Scott praised the maintenance of the special law enforcement unit, saying he hopes it thwarts the message that “anything goes” in San Francisco.

But the Sacramento County Dist. Atty. Anne Marie Schubert, a candidate for the post of state attorney general, said she doubted the CHP unit would have any effect.

“The constant weakening of accountability is destroying our communities and our businesses,” Schubert said Wednesday in a Twitter post. “Ask the real prosecutors. The retail organized theft law completely ignores the realities of what happens every day in California. “

Gun deaths and homicides rose sharply in California’s largest counties in 2020, though these rates are still far below the level of violence the state experienced in the 1980s and 1990s, according to an analysis crime data from the Public Policy Institute of California.

This is one of the reasons why crime may be a political vulnerability for Newsom in the September 14 recall election. A UC Berkeley Institute of Governmental Studies poll in May found that 42% of those polled believed Newsom was doing a poor job of tackling crime in the state, up from 35% in September.

For years, Newsom has been at the forefront of the movement to move the California criminal justice system away from the repressive policies of the past and to expand educational opportunities and mental health care programs that reduce recidivism and help people stay out of prison. .

Newsom supported Proposition 47, which voters approved in 2014 while he was lieutenant governor, aimed at turning certain drug and property crimes from felonies into misdemeanors. He was also a leading advocate for Proposition 64, approved in 2016 to legalize the use of marijuana for Californians aged 21 and over.

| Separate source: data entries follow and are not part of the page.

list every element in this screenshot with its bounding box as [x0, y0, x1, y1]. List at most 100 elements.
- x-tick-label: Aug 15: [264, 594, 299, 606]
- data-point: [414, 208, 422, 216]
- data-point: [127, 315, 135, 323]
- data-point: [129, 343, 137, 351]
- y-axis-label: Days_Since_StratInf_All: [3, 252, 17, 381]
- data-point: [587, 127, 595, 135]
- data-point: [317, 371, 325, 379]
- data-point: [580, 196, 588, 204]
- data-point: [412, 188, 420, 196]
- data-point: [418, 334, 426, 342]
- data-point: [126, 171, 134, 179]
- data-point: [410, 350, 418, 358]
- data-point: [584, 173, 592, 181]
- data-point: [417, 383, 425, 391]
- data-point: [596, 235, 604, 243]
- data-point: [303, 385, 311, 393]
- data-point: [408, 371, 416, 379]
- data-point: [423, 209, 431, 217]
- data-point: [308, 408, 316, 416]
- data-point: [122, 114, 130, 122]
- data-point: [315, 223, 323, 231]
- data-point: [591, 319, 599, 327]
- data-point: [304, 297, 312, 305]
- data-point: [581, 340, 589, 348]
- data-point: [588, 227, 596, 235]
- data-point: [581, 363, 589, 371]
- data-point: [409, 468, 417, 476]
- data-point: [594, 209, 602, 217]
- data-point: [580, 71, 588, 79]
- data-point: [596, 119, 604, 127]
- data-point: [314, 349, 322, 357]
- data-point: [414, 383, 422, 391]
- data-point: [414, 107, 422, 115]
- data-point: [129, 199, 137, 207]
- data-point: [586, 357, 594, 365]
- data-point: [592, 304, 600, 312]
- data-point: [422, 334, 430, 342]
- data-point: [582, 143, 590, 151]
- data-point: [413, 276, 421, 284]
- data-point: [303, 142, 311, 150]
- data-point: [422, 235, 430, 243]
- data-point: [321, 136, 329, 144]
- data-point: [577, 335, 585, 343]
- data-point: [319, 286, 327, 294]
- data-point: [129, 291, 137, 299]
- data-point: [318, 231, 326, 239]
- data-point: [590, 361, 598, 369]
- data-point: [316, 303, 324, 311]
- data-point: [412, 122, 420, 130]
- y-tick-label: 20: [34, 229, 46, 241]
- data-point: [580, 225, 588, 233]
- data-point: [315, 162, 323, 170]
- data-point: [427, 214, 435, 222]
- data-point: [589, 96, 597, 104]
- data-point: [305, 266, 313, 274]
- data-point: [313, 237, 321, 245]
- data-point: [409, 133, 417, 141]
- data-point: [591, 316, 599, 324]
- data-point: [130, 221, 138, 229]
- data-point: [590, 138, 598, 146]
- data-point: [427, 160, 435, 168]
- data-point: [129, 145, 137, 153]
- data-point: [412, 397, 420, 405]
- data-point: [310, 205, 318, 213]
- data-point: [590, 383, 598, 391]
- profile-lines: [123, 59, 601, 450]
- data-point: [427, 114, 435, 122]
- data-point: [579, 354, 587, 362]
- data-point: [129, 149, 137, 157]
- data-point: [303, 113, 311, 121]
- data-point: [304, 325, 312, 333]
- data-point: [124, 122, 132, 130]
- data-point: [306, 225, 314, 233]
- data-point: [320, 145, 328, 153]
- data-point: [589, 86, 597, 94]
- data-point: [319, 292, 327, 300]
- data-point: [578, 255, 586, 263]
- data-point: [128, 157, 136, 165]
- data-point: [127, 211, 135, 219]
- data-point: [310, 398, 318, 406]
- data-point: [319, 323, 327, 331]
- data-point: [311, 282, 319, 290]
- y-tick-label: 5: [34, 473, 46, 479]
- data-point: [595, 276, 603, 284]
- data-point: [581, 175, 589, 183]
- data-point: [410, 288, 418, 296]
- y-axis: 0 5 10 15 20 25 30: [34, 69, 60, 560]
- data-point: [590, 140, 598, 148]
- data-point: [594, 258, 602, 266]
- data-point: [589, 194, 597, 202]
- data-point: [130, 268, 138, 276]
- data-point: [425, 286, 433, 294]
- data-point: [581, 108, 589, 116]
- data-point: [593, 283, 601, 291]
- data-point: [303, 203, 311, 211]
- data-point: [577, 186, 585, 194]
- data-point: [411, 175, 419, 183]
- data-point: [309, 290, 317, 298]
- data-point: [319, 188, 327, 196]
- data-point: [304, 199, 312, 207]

Along with the moratorium on the death penalty, Newsom has kept its promise to close two of California’s 35 state prisons as the state’s prison population continues to decline. After the ex-State Atty. General Xavier Becerra accepted a post in the Biden administration, Newsom’s candidate to replace him was then MP Rob Bonta, a strong advocate for the abolition of the death penalty and the elimination of the cash bond for many offenses. Bonta took office after being confirmed by the Democratic-led California legislature.